Black Kettle, the most prominent Cheyenne leader in the village, had advocated for peace treaties in the past. It is said he raised the American flag and a white flag over the encampment as soldiers attacked, but this call for peace was ignored. Black Kettle escaped the massacre, but many other chiefs and the majority of Black Kettle’s people did not. George Bent, a surviving member of Black Kettle’s clan, said, “Black Kettle’s band, the clan he was in charge of, ‘Wu-ta-pi-u,’ were nearly all killed at Chivington’s Massacre at Sand Creek in 1864. Only few men were left.”
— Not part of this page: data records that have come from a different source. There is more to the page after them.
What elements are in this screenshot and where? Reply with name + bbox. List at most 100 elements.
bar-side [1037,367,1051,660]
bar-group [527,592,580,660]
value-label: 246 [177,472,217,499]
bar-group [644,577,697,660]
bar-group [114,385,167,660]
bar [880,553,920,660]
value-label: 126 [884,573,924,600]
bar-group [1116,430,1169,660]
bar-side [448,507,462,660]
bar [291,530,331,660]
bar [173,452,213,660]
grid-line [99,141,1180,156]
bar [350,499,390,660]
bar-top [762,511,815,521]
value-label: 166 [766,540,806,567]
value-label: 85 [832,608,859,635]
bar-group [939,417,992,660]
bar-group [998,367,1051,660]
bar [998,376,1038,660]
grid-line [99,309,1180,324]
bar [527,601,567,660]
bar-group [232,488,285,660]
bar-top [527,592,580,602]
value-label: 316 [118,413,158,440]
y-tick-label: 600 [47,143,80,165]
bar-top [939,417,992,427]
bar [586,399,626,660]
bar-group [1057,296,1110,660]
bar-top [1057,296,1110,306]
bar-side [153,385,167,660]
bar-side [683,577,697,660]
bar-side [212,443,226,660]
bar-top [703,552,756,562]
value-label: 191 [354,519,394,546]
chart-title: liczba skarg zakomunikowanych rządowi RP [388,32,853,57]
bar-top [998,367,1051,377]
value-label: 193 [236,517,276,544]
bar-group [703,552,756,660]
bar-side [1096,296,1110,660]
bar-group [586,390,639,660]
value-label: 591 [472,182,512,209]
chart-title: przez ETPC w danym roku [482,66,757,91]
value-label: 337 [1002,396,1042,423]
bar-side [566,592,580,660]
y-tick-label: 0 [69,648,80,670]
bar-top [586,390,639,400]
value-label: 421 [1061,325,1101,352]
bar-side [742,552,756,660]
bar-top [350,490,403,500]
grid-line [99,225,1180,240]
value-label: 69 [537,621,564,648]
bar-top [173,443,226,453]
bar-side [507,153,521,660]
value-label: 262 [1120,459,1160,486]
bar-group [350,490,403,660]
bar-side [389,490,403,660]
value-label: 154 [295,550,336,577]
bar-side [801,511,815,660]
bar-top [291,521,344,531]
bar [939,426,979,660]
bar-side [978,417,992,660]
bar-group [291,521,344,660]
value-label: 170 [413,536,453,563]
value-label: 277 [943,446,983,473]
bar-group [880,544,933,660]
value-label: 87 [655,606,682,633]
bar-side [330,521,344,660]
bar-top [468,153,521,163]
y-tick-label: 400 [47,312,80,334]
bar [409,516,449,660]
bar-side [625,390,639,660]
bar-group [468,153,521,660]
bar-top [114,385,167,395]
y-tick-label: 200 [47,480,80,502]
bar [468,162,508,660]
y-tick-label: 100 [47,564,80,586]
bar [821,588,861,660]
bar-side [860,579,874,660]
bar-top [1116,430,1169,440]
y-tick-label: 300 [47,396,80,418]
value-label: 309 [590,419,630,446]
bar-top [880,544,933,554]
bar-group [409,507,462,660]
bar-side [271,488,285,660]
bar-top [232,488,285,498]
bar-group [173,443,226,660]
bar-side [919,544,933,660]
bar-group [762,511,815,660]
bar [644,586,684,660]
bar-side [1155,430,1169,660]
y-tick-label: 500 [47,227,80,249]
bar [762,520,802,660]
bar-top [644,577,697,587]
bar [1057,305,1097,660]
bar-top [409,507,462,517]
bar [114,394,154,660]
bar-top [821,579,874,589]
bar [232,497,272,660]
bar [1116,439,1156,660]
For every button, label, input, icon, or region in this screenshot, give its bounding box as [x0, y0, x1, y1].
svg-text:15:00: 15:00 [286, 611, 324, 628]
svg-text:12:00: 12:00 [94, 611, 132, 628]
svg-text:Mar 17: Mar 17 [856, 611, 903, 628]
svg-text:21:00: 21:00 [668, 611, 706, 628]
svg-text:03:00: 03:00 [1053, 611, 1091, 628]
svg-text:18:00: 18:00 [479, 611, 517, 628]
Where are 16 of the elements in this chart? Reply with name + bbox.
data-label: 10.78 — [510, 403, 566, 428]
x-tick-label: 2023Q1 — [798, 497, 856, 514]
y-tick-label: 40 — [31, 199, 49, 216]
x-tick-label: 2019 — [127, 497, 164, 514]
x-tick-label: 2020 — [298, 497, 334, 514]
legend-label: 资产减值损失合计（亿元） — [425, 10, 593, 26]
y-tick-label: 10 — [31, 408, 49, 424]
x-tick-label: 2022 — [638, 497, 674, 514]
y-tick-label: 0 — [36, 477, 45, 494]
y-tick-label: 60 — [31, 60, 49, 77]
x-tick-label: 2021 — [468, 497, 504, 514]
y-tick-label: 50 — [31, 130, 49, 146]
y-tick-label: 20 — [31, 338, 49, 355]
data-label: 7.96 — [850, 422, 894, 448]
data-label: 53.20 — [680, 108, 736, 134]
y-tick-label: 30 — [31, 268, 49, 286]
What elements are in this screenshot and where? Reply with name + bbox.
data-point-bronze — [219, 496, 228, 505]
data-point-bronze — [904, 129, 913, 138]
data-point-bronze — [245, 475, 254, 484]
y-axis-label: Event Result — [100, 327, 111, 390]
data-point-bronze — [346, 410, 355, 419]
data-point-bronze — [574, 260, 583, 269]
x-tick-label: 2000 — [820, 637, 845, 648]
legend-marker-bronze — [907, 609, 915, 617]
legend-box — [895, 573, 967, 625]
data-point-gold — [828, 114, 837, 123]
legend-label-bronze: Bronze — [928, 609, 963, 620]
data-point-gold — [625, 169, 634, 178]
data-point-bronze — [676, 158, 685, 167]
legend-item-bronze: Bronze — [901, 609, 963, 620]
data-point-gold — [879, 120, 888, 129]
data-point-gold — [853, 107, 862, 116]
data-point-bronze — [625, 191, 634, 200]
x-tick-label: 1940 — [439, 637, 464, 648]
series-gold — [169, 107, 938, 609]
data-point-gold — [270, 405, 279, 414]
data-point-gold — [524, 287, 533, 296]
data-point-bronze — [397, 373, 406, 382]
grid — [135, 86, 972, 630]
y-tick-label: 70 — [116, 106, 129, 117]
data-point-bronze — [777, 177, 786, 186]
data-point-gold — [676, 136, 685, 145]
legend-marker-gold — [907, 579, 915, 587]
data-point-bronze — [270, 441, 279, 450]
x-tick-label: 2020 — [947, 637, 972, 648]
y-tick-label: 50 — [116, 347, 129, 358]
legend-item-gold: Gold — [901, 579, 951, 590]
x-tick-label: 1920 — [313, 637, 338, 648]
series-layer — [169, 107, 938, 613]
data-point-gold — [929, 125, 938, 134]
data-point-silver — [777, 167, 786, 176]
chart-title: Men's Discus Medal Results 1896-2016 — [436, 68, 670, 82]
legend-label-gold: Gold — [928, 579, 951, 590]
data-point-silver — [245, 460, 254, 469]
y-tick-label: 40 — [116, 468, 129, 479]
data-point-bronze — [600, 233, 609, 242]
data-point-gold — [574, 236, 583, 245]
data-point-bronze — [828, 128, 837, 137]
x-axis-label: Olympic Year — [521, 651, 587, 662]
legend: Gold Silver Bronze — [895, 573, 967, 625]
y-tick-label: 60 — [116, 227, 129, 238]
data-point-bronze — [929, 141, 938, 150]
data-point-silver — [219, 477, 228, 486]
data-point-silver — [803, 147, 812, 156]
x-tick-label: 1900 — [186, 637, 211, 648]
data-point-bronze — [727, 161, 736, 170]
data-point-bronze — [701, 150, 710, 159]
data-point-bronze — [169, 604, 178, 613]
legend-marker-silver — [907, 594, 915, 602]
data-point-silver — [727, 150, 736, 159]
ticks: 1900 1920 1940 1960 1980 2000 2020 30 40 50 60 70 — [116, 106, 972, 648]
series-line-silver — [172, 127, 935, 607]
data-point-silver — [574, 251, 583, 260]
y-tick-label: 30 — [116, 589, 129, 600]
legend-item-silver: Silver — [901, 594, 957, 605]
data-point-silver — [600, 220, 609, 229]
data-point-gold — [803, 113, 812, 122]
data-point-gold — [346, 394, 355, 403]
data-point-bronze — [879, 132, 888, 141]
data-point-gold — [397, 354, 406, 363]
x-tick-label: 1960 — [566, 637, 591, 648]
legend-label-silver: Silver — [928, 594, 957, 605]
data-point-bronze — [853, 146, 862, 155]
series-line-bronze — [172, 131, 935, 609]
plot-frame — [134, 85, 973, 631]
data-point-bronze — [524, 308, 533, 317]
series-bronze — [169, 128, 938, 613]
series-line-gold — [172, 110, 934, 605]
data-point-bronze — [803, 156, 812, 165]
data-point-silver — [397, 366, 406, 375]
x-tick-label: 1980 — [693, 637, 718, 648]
Black Kettle continued to push for peace, signing the Little Arkansas Treaty in 1865 and the Medicine Lodge Treaty in 1867. He was shot and killed by US soldiers led by Lieutenant Colonel George A. Custer in the Battle of the Washita on November 27, 1868, almost four years to the day after the Sand Creek Massacre. The site of the Battle of the Washita, Washita Battlefield National Historic Site, is also an NPS park.

Both of these parks are deeply important sites which hold our nation accountable for past transgressions against Native Americans. “Not all of our country’s past has been virtuous,” said Sand Creek’s acting chief of interpretation, Rick Wallner. “We must remember the times we have acted contrary to our national ideals of ‘life, liberty and the pursuit of happiness.’ The enabling legislation for Sand Creek Massacre National Historic Site even states one of the purposes of the site is to ‘assist in minimizing the chances of similar incidents in the future.’ At Sand Creek, visitors can reflect on this tragic event and join in the hope such an incident never happens again.”